Prinz Paris hat seine Visite angekündigt, und Helena lässt sich von Bacchis überreden, ihn zu empfangen. Vorher hält sie Zweisprache mit der Göttin Venus und fordert sie auf, ihre blöden Experimente nicht mit ihr und ihrer Familie zu veranstalten. Sie möchte die Ehre des Gatten bewahren, aber die Olympionike setze alles daran, ihre Tugend zu Fall zu bringen.
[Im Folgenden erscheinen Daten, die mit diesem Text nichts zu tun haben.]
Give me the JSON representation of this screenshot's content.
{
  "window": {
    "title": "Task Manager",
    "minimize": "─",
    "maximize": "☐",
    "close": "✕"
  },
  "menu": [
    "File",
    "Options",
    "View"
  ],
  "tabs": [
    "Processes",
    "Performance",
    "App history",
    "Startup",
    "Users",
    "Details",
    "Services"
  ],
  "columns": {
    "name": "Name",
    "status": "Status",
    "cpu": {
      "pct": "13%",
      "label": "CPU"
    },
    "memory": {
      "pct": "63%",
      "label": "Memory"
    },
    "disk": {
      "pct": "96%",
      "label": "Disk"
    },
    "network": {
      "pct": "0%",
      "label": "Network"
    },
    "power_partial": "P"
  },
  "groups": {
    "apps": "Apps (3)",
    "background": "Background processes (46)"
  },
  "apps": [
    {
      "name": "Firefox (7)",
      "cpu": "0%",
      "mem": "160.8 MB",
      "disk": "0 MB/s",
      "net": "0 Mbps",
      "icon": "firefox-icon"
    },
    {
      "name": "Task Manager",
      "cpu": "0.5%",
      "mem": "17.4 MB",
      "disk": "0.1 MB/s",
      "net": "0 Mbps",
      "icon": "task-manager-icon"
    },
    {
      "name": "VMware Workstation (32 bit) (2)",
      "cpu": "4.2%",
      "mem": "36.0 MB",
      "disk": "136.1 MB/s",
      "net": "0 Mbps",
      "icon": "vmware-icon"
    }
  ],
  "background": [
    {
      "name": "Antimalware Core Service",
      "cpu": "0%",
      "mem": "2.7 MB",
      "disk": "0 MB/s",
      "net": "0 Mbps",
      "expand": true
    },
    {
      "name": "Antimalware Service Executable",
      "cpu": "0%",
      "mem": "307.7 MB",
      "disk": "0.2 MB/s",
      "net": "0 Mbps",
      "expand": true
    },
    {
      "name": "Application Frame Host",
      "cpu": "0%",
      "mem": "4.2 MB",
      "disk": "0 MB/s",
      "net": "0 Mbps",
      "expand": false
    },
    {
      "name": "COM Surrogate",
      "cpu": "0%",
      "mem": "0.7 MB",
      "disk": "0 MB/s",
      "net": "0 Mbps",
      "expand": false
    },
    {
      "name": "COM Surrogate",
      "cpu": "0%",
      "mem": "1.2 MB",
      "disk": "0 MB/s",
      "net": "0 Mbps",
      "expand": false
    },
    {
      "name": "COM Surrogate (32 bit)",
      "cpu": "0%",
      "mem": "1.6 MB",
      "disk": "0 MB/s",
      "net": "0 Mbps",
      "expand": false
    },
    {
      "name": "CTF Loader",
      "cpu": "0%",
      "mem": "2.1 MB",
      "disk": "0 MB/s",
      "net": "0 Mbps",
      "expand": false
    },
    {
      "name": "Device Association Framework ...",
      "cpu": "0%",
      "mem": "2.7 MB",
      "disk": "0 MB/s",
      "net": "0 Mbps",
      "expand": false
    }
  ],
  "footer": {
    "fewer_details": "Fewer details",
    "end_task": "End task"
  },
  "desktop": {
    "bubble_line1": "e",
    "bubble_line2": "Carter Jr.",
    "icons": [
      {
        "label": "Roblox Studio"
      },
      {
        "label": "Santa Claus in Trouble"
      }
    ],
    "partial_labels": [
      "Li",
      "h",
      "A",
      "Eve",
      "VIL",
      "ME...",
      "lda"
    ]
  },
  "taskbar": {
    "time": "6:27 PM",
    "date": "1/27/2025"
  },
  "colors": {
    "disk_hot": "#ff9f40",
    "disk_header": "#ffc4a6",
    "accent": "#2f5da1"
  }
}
Eine Abbildung ihrer Mutter Leda an der Wand zeigt, wie sie mit einem Schwan herumschmust. Helena ist es peinlich, einen Schwan zum Vater zu haben, und macht ihrer Mutter heftige Vorwürfe. Es entschuldigt überhaupt nicht, dass der Olympier sich einen Trick ausgedacht hatte. Jedenfalls konnte Leda davon nichts wissen und hat sich mit dem Federvieh eingelassen. Die Empörte weiß noch nicht, dass ihre Mutter 3000 Jahre später splitterfasernackt mit ihrem Vater Louvre hängen wird.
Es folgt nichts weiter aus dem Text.